Ingredients:
- 5 kg (3 lbs) Frozen Diced Potatoes or Shredded Hash Browns (do not thaw)
- 60 g (4 tbsp / 1/4 cup) Unsalted Butter
- 60 g (4 tbsp / 1/4 cup) All-Purpose (Plain) Flour
- 475 ml (2 cups) Whole Milk (lukewarm)
- 240 g (1 cup) Full-Fat Sour Cream or Crème Fraîche
- 450 g (4 cups packed) Mature Cheddar Cheese, freshly grated (reserve 1 cup for the topping)
- 1 tsp Fine Sea Salt
- 1/2 tsp Freshly Ground Black Pepper
- 1 tsp Onion Powder
- 1/2 tsp Garlic Powder
- 1/2 tsp Dry Mustard Powder
- 60 g (4 tbsp) Unsalted Butter, melted (for topping)
- 120 g (1.5 cups) Panko Breadcrumbs, or Crushed Cornflakes
Instructions:
- Preheat the oven to 180°C / 350°F and lightly grease the 9x13 inch baking dish. Place the frozen potatoes into a very large mixing bowl.
- Make the Roux: Melt the butter (60g) in a saucepan over medium heat. Whisk in the flour (60g) and cook gently for 1–2 minutes, stirring constantly to remove the raw flour taste.
- Create the Sauce Base: Gradually whisk in the lukewarm milk until the sauce is smooth and thickens slightly (like double cream). Reduce heat to low.
- Remove the pan from the heat. Stir in 3 cups of the grated cheddar, the sour cream, salt, pepper, onion powder, garlic powder, and dry mustard.
- Stir until the cheese is fully melted and the sauce is uniform and silky. Taste and adjust seasoning if necessary.
- Pour the completed cheese sauce immediately over the frozen potatoes in the mixing bowl.
- Use a large spoon or spatula to gently fold and mix until all potatoes are thoroughly coated in the sauce.
- Scrape the potato mixture evenly into the prepared baking dish.
- Prepare Topping: In a small bowl, combine the 60g melted butter, panko breadcrumbs (or crushed cornflakes), and the reserved 1 cup of cheddar cheese. Mix well.
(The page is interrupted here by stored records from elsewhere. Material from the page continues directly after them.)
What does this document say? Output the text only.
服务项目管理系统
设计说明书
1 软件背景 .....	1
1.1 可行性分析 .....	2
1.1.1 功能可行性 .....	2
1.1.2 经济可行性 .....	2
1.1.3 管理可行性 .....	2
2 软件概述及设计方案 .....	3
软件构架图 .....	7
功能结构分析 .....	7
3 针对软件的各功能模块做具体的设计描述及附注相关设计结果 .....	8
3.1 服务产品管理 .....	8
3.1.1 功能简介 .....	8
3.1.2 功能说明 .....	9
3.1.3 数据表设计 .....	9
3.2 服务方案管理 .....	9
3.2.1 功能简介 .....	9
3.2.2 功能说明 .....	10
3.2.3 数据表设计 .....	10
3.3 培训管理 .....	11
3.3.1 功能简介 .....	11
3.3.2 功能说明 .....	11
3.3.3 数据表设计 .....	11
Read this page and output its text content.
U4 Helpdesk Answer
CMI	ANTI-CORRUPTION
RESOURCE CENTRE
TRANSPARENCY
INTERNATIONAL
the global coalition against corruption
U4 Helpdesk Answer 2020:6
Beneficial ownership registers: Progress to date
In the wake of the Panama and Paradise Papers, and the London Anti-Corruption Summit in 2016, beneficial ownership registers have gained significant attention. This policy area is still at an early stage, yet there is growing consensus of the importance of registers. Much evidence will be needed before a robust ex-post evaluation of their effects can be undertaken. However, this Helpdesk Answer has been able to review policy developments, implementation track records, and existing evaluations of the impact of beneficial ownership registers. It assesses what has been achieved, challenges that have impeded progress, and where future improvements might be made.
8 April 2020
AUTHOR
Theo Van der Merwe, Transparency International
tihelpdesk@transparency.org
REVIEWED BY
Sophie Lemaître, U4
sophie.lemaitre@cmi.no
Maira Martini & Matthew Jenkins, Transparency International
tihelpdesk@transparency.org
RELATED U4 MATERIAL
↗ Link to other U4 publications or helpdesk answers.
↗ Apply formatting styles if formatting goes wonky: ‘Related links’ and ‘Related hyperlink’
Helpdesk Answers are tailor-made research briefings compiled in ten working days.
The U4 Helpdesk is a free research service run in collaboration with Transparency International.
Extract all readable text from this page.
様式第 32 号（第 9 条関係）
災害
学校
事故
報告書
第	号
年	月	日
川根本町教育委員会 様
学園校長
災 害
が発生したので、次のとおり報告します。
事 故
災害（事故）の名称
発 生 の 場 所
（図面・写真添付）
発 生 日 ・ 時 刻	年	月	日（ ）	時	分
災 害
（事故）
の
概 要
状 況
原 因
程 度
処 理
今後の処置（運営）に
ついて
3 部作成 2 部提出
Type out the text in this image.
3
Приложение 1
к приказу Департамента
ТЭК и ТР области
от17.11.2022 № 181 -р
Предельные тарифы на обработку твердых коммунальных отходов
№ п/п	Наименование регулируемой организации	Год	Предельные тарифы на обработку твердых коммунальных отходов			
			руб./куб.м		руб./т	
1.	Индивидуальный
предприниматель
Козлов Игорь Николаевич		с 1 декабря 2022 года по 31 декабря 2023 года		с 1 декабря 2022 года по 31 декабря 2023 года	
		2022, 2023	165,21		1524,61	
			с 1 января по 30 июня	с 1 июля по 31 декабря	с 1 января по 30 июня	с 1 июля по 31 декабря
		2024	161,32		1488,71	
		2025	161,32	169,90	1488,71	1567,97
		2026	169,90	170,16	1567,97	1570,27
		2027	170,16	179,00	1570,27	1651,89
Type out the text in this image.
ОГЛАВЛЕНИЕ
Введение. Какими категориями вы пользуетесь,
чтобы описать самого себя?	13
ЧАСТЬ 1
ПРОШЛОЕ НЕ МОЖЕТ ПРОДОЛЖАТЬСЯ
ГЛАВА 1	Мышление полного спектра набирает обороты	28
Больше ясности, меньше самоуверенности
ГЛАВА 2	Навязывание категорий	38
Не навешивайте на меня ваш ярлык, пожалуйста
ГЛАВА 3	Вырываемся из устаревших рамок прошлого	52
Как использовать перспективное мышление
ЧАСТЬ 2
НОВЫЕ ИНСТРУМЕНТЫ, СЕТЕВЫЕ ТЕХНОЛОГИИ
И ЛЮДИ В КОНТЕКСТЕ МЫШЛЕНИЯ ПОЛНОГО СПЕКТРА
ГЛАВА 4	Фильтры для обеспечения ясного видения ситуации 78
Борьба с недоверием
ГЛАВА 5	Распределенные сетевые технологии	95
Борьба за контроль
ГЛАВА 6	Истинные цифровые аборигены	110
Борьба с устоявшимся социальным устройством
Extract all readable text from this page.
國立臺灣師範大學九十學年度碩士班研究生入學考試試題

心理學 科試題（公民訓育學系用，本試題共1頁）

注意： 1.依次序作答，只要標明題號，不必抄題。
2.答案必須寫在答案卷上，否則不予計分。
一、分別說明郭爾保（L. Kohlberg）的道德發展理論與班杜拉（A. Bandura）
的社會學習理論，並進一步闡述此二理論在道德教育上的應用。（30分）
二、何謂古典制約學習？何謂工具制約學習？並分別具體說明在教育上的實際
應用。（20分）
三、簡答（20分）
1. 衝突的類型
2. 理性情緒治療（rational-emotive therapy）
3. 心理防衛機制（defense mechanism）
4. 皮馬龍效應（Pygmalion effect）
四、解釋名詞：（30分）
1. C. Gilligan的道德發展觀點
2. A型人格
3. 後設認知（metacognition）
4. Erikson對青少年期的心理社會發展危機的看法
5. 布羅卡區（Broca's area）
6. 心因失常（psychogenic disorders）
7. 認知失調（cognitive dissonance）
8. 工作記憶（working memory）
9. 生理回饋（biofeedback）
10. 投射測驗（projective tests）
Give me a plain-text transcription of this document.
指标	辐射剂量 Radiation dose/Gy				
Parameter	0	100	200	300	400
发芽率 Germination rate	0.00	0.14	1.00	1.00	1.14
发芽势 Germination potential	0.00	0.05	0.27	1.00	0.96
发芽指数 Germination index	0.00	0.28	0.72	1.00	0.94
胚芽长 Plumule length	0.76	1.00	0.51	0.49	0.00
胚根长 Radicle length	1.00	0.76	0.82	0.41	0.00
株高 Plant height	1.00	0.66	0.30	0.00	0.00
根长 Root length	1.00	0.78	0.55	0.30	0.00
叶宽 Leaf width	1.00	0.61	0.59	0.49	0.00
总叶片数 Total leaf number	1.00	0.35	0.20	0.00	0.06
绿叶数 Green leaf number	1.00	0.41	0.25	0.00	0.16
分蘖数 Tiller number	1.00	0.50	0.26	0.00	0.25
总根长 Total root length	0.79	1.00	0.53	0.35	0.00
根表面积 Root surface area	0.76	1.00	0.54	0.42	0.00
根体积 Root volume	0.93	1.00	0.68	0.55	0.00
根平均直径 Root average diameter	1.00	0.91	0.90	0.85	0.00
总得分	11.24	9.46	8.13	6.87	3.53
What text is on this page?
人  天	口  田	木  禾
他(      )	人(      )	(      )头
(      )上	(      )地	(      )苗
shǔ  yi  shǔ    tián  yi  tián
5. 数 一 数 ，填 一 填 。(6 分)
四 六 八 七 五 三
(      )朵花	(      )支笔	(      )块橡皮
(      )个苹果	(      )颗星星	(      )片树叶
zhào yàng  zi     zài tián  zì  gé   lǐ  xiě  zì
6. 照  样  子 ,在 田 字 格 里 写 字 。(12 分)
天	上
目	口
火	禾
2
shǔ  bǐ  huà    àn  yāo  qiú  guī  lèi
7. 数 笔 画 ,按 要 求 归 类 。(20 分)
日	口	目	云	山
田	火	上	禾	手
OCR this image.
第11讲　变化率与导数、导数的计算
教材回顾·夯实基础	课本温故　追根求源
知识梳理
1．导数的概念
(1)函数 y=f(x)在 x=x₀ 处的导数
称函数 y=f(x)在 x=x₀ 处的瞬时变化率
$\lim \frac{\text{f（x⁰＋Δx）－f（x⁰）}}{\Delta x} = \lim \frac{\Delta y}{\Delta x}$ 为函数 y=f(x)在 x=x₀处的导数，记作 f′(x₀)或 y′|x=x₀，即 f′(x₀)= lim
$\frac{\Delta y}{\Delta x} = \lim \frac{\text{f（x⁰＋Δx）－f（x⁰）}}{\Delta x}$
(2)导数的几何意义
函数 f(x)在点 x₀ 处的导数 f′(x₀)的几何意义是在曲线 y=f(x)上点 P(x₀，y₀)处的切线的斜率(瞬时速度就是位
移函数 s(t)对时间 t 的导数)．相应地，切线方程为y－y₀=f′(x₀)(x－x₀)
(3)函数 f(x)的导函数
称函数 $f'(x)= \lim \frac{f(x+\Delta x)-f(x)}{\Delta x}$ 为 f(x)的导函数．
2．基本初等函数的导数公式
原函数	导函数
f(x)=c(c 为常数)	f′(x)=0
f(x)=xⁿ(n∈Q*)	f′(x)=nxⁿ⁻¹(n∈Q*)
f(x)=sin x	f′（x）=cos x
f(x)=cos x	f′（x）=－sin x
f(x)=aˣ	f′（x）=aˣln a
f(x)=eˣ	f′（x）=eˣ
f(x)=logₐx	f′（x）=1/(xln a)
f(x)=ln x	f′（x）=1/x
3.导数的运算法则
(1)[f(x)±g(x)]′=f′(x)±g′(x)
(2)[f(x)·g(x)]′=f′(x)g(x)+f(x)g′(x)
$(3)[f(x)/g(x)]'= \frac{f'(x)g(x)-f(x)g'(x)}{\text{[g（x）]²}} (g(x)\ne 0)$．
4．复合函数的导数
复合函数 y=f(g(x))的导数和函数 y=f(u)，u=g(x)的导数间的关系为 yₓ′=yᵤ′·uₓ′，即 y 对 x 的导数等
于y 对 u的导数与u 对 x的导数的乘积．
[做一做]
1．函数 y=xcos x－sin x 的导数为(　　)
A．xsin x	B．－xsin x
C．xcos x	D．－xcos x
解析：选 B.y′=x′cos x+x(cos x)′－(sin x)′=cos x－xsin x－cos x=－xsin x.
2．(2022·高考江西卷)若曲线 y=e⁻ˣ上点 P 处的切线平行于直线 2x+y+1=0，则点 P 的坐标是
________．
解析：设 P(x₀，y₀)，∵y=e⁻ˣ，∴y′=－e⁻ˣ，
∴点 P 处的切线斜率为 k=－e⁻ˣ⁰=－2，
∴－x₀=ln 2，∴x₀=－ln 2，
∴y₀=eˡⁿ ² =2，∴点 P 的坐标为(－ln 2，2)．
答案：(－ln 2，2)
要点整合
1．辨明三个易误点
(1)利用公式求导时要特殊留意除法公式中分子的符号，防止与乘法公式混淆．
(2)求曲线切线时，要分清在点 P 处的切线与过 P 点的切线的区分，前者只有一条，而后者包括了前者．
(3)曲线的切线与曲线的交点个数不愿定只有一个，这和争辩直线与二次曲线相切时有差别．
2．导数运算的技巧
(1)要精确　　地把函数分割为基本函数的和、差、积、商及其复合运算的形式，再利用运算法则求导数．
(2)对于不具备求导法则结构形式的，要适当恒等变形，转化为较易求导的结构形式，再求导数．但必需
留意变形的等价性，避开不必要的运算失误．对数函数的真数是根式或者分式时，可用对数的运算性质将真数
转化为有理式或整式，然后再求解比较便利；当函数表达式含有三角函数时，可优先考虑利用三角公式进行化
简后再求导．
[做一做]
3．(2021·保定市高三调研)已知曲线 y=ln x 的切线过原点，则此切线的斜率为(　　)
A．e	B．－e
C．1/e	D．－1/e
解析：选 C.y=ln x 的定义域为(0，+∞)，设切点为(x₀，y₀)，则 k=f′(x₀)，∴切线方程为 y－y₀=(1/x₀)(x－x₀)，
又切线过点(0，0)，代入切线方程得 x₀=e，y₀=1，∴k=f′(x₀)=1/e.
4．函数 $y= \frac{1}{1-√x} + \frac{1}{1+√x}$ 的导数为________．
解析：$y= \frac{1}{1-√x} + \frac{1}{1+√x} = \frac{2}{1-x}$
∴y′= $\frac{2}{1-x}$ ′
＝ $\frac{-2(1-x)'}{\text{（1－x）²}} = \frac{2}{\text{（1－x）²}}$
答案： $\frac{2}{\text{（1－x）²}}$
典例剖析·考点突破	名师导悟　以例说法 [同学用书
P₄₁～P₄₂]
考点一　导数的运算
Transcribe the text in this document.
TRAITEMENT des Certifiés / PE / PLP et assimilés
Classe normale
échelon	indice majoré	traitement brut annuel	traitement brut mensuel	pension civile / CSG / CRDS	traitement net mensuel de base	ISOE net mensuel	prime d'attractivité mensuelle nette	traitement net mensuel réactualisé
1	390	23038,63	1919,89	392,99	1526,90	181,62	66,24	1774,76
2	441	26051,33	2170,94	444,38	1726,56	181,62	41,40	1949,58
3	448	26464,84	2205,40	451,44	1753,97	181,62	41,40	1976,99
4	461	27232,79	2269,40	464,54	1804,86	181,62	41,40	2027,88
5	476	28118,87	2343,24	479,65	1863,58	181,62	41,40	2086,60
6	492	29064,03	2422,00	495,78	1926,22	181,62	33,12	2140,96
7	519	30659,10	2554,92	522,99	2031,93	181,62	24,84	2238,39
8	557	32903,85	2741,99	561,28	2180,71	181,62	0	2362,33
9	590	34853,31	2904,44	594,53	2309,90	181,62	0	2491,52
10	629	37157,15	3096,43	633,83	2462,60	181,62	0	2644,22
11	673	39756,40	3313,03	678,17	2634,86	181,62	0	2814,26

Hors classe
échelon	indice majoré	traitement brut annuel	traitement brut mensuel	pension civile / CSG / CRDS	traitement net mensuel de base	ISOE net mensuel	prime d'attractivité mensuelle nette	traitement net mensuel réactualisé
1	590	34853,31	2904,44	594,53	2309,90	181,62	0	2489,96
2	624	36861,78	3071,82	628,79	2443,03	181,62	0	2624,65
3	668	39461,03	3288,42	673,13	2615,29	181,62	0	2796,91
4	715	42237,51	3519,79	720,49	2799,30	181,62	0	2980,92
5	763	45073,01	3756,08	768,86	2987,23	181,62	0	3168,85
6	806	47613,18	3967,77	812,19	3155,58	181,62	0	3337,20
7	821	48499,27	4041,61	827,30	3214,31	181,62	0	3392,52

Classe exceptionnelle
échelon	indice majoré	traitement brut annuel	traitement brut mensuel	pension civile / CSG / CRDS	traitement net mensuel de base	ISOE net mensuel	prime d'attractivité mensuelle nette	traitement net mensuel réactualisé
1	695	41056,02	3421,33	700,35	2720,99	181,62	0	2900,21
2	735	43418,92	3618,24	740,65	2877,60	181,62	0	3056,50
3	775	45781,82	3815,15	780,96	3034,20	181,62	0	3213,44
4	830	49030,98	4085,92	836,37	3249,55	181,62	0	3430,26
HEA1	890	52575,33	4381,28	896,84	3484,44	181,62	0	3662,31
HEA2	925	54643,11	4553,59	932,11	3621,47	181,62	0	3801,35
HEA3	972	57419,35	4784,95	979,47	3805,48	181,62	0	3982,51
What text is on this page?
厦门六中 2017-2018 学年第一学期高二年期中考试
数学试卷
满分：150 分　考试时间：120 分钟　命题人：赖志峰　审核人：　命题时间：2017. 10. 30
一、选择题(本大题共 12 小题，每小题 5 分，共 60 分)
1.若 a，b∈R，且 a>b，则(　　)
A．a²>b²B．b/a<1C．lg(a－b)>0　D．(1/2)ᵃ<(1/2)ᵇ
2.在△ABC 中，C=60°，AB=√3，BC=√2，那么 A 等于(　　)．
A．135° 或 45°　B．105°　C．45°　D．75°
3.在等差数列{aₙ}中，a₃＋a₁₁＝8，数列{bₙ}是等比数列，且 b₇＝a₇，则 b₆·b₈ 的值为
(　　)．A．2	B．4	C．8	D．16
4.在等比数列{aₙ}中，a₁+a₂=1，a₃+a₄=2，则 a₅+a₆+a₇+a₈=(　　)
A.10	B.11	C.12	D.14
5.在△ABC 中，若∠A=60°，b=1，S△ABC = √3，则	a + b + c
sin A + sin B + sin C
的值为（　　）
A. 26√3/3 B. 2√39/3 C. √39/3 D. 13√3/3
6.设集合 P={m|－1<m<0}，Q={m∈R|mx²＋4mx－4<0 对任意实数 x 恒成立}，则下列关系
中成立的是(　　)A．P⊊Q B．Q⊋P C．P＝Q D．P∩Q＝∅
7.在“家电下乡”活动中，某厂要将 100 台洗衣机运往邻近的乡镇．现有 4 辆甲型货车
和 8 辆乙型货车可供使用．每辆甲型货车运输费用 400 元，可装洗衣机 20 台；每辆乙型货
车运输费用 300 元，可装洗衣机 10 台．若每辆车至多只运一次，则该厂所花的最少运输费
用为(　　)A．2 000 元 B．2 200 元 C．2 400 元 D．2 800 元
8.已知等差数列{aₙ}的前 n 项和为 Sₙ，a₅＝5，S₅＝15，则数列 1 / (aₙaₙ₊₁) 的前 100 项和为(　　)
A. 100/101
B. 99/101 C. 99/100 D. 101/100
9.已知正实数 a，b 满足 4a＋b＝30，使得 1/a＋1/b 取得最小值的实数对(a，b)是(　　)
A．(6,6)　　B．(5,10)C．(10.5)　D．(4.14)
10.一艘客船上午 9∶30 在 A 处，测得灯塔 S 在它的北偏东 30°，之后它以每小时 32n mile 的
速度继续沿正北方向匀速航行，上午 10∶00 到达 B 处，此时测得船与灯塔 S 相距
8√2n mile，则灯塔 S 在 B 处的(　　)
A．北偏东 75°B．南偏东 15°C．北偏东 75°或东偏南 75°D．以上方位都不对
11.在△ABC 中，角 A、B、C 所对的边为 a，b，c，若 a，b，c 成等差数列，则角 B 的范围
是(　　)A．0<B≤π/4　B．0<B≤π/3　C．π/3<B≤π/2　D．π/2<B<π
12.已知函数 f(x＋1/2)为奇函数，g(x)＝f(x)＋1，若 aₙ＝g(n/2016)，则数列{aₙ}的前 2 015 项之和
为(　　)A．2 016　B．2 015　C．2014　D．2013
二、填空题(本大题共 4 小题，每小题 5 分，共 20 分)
- Sprinkle the cheese and crumb mixture evenly over the top of the potatoes.
- Bake: Cover the dish tightly with foil and bake for 30 minutes. Remove the foil, increase the oven temperature slightly to 190°C / 375°F, and bake for another 10–15 minutes until the topping is deeply golden brown and the edges are bubbling furiously.
- Rest: Allow the casserole to rest on a wire rack for 10 minutes before serving. This crucial step allows the sauce to set properly.